PetMed Express, Inc. (PetMeds), a Florida-based online seller of pet medication, has appealed an assessment of more than $1,340,000 in Illinois retailers’ occupation tax (ROT), use tax, and interest for remote sales made to Illinois customers. PetMeds claims that the state’s current tax scheme for remote retailers violates the Commerce Clause of the U.S. Constitution as expressed in South Dakota v. Wayfair, Inc., 138 S. Ct. 2080 (2018). The Petition was filed with the Illinois Independent Tax Tribunal under Docket Number 23TT104 on November 28, 2023.

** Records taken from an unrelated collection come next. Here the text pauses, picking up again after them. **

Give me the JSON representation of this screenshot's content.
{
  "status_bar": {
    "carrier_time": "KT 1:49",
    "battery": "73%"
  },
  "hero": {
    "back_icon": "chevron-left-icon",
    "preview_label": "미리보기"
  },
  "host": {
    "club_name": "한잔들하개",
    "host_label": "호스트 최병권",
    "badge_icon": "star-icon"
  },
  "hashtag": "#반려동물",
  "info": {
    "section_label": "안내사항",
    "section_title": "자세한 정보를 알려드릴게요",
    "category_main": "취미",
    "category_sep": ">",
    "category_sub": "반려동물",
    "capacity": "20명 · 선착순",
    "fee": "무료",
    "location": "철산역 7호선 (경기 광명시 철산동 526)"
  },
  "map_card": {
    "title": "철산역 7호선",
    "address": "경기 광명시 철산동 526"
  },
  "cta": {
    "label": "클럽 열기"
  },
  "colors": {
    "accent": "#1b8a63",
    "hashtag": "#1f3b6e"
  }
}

At issue in the case are provisions of Illinois’ Leveling the Playing Field legislation that became effective January 1, 2021. PetMeds claims the provisions discriminate against interstate commerce, impose an undue burden on interstate commerce, and discriminate against certain types of taxpayers.
PetMeds’ claim centers on 35 ILCS 120/2-12(6), which created “destination sourcing” rules that apply only to remote retailers that do not have a physical presence in Illinois. Remote retailers must charge state and local taxes in effect at each location where their items are shipped or delivered.

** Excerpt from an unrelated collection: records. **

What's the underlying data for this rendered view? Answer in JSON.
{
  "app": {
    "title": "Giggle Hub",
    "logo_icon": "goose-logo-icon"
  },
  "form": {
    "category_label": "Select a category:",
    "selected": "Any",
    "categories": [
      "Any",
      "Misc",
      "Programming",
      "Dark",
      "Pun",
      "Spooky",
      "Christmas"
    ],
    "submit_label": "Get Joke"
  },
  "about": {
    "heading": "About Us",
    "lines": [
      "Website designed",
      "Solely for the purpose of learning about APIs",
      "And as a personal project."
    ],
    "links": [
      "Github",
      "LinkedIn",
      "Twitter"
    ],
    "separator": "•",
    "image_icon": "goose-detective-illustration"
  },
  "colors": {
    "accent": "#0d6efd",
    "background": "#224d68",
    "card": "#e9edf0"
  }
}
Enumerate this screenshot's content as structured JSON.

Illinois retailers, meaning retailers that have a physical presence in the state, continue to use “origin sourcing” rules. Under origin sourcing, the tax rate charged is based on where the retailer’s predominant and most important selling activities take place. This can include the location of order and payment acceptance or where inventory is held, including “brick and mortar” stores. If the composite of selling activities occurs outside Illinois, Illinois retailers are only responsible for reporting state use tax at 6.25% on their sales to Illinois customers.

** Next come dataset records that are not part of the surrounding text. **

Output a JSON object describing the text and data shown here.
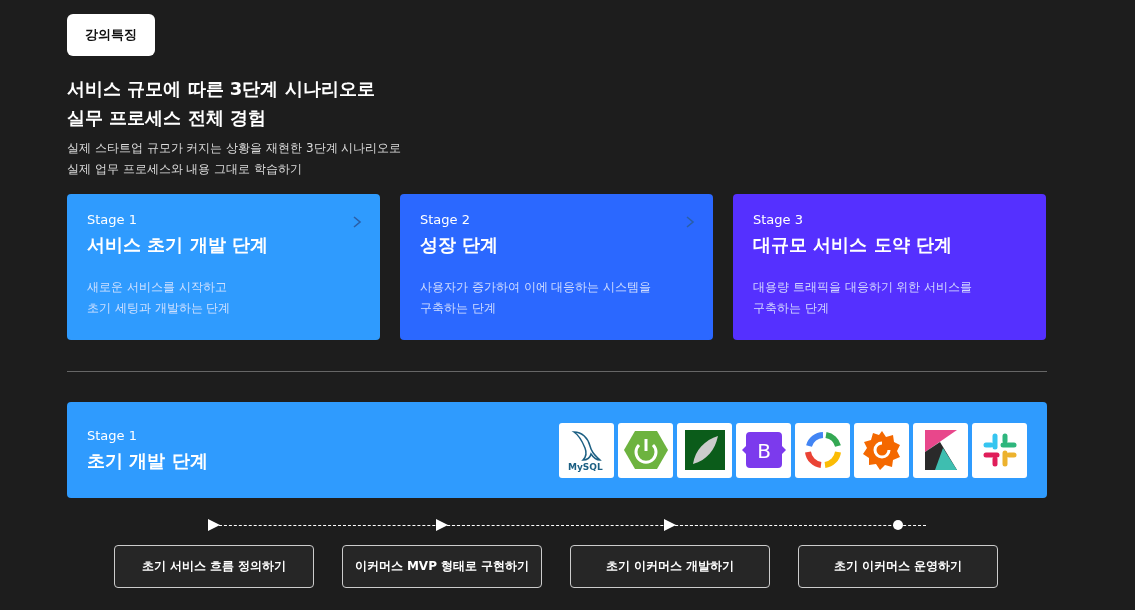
{
  "badge": "강의특징",
  "headline": [
    "서비스 규모에 따른 3단계 시나리오로",
    "실무 프로세스 전체 경험"
  ],
  "description": [
    "실제 스타트업 규모가 커지는 상황을 재현한 3단계 시나리오로",
    "실제 업무 프로세스와 내용 그대로 학습하기"
  ],
  "stages": [
    {
      "label": "Stage 1",
      "title": "서비스 초기 개발 단계",
      "text": [
        "새로운 서비스를 시작하고",
        "초기 세팅과 개발하는 단계"
      ],
      "color": "#2f9bfe",
      "arrow": true
    },
    {
      "label": "Stage 2",
      "title": "성장 단계",
      "text": [
        "사용자가 증가하여 이에 대응하는 시스템을",
        "구축하는 단계"
      ],
      "color": "#2b68ff",
      "arrow": true
    },
    {
      "label": "Stage 3",
      "title": "대규모 서비스 도약 단계",
      "text": [
        "대용량 트래픽을 대응하기 위한 서비스를",
        "구축하는 단계"
      ],
      "color": "#5530ff",
      "arrow": false
    }
  ],
  "detail": {
    "label": "Stage 1",
    "title": "초기 개발 단계",
    "logos": [
      {
        "kind": "dolphin",
        "label": "MySQL"
      },
      {
        "kind": "power"
      },
      {
        "kind": "leaf"
      },
      {
        "kind": "letter",
        "label": "B"
      },
      {
        "kind": "ring"
      },
      {
        "kind": "gear"
      },
      {
        "kind": "k"
      },
      {
        "kind": "hash"
      }
    ]
  },
  "steps": [
    {
      "label": "초기 서비스 흐름 정의하기",
      "kind": "arrow"
    },
    {
      "label": "이커머스 MVP 형태로 구현하기",
      "kind": "arrow"
    },
    {
      "label": "초기 이커머스 개발하기",
      "kind": "arrow"
    },
    {
      "label": "초기 이커머스 운영하기",
      "kind": "dot"
    }
  ]
}
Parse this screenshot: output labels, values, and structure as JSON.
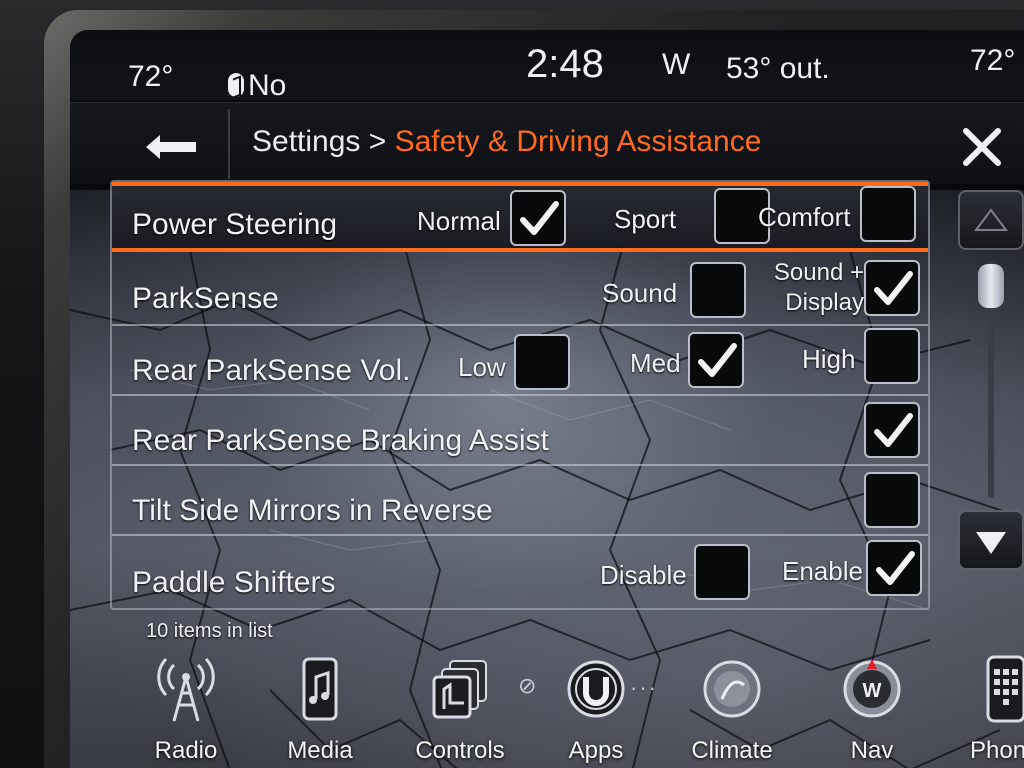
{
  "status": {
    "temp_left": "72°",
    "bluetooth_label": "No Device",
    "time": "2:48",
    "direction": "W",
    "outside_temp": "53° out.",
    "temp_right": "72°"
  },
  "header": {
    "breadcrumb_root": "Settings > ",
    "breadcrumb_current": "Safety & Driving Assistance"
  },
  "colors": {
    "accent": "#ff6a1f"
  },
  "settings": [
    {
      "label": "Power Steering",
      "selected": true,
      "options": [
        {
          "label": "Normal",
          "checked": true
        },
        {
          "label": "Sport",
          "checked": false
        },
        {
          "label": "Comfort",
          "checked": false
        }
      ]
    },
    {
      "label": "ParkSense",
      "options": [
        {
          "label": "Sound",
          "checked": false
        },
        {
          "label_line1": "Sound +",
          "label_line2": "Display",
          "checked": true
        }
      ]
    },
    {
      "label": "Rear ParkSense Vol.",
      "options": [
        {
          "label": "Low",
          "checked": false
        },
        {
          "label": "Med",
          "checked": true
        },
        {
          "label": "High",
          "checked": false
        }
      ]
    },
    {
      "label": "Rear ParkSense Braking Assist",
      "options": [
        {
          "checked": true
        }
      ]
    },
    {
      "label": "Tilt Side Mirrors in Reverse",
      "options": [
        {
          "checked": false
        }
      ]
    },
    {
      "label": "Paddle Shifters",
      "options": [
        {
          "label": "Disable",
          "checked": false
        },
        {
          "label": "Enable",
          "checked": true
        }
      ]
    }
  ],
  "list_footer": "10 items in list",
  "nav": {
    "radio": "Radio",
    "media": "Media",
    "controls": "Controls",
    "apps": "Apps",
    "climate": "Climate",
    "nav": "Nav",
    "phone": "Phon"
  }
}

35 ILCS 120/2-12(6) creates new destination sourcing rules that apply only to remote retailers. Thus, remote retailers like PetMeds are responsible for reporting up to 1,500 taxing jurisdictions with rates exceeding 10%. Illinois retailers with an in-state presence are categorically excluded from this administrative burden and may only be responsible for reporting use tax at 6.25%. PetMeds claims this system caused its compliance costs to rise substantially compared to Illinois retailers. The Commerce Clause of the U.S. Constitution specifically regulates discrimination in instances where interstate commerce appears to be impaired.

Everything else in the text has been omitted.